Against my better judgment, I find myself reluctantly listening to certain arguments against scrapping monuments, statues, building names and such perceived to be racist: the “slippery slope” theory.
I blame the Dixie Chicks.
They are now just “the Chicks,” having shed “Dixie” with little comment other than “We want to meet this moment” on the band’s new website.
I’ve never been fan or foe of the group and couldn’t name a single song it’s recorded. But I am a fan of Dixie, as a concept signifying “the South.”
And, more important, home.
I even wrote a column https://www.gulflive.com/mississippi-press-living/2014/11/joe_rogers_the_al lure_and_myst.html a while back extolling the term and exploring how it came about. (Short version: Various theories exist, but no one knows for sure.)
Not long after reading about the Dixieless Chicks, I learned more disturbing news: the owners of Dixie Beer, a New Orleans staple, are planning to change the name to ... something else. Not yet decided.
“As New Orleans, and our country, continue to evolve we find it necessary to reflect on the role our brewery can play in making our home more united, strong and resilient for future generations,” a statement on the company website reads.

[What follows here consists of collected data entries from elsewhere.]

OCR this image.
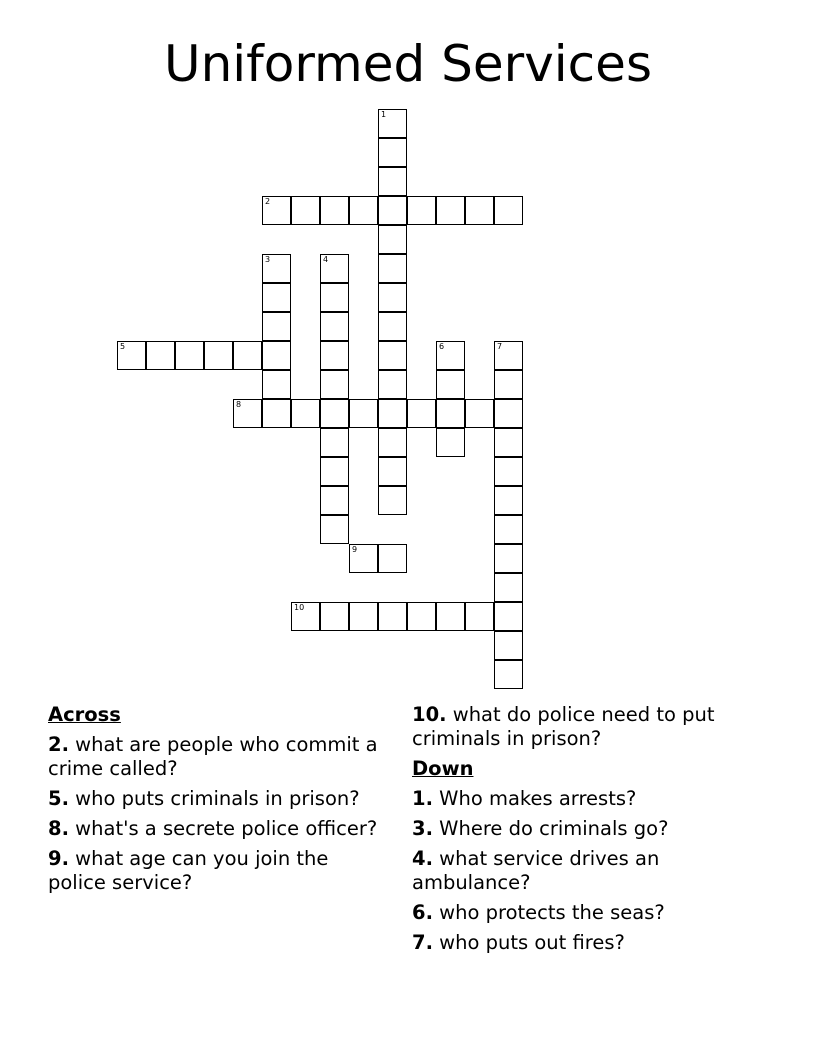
Uniformed Services
1
2
3	4
5	6	7
8
9
10
Across
2. what are people who commit a crime called?
5. who puts criminals in prison?
8. what's a secrete police officer?
9. what age can you join the police service?
10. what do police need to put criminals in prison?
Down
1. Who makes arrests?
3. Where do criminals go?
4. what service drives an ambulance?
6. who protects the seas?
7. who puts out fires?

Dixie is not my favorite beer. But whenever I go to New Orleans, I feel duty-bound to consume it. So long as it’s cold enough, it’s entirely ... drinkable. And taken in sufficient quantities, it already leaves me feeling united, strong and resilient.
But so it goes. I’m now bracing for news about Dixie Cups.
I don’t mean to make light of the current national conversation, long overdue, to address very real racial disparities and outrages in our country. For one thing, we need to take a hard look at and make substantial changes in the way policing and the justice system in general too often amount to state-sponsored war on Blacks and other minorities.
It also seems reasonable to suggest that United States military bases not be named for Confederate officers who led combat against the United States. It seems absurd, in fact, that some are.
I also support symbolic efforts, such as the decision to relocate a monument to Confederate soldiers on the campus of my alma mater, Ole Miss, to a more appropriate setting: a nearby Confederate cemetery. And I support the push to remove the bust of Nathan Bedford Forrest from the Tennessee Capitol.
But here’s an example of the slippery slope: There’s a Forrest Avenue in my relatively liberal neighborhood. That fact has recently thrown some folks into a dither, worried that it might have been named to honor that much-maligned Confederate general.
Diligent study of historical maps turned up the finding that the original name was Forest, as in a group of trees, and that the additional R probably cropped up over the years simply as a misspelling.
Still, some found the mere possibility of anyone making an unsavory connection reason enough to try to change the signs.
On the national scale we’ve also seen, in an excess of misguided zeal, suggestions that public memorials to founding fathers such as Washington and Jefferson be done away with because they were slaveholders.
Or “amoral monsters” as a columnist in one of my former newspapers recently described them.
I’d argue there is a very real distinction between Washington and Jefferson and, say, Robert E. Lee and Stonewall Jackson. Just as it’s possible to drink a Southern-named beer without hankering to return to the 1850s. Yet we slip-slide away.
A footnote on symbols: As you probably know, Mississippi legislators recently voted overwhelmingly to retire the state flag which, for 124 years, included the Confederate battle flag in the canton.
Though it should have been done decades ago, the fact that it was done even now is no small feat. My progressive friends have been celebrating. One tweeted before the change that he “would prefer a dirty washcloth to our current flag.”
I appreciate the sentiment and would be celebrating, too, except: To gather sufficient support to dump the old flag, a political bone had to be offered to its defenders: Any new version must include the words “In God We Trust.”
Thus demonstrating the unofficial state motto: Two steps forward, one step back.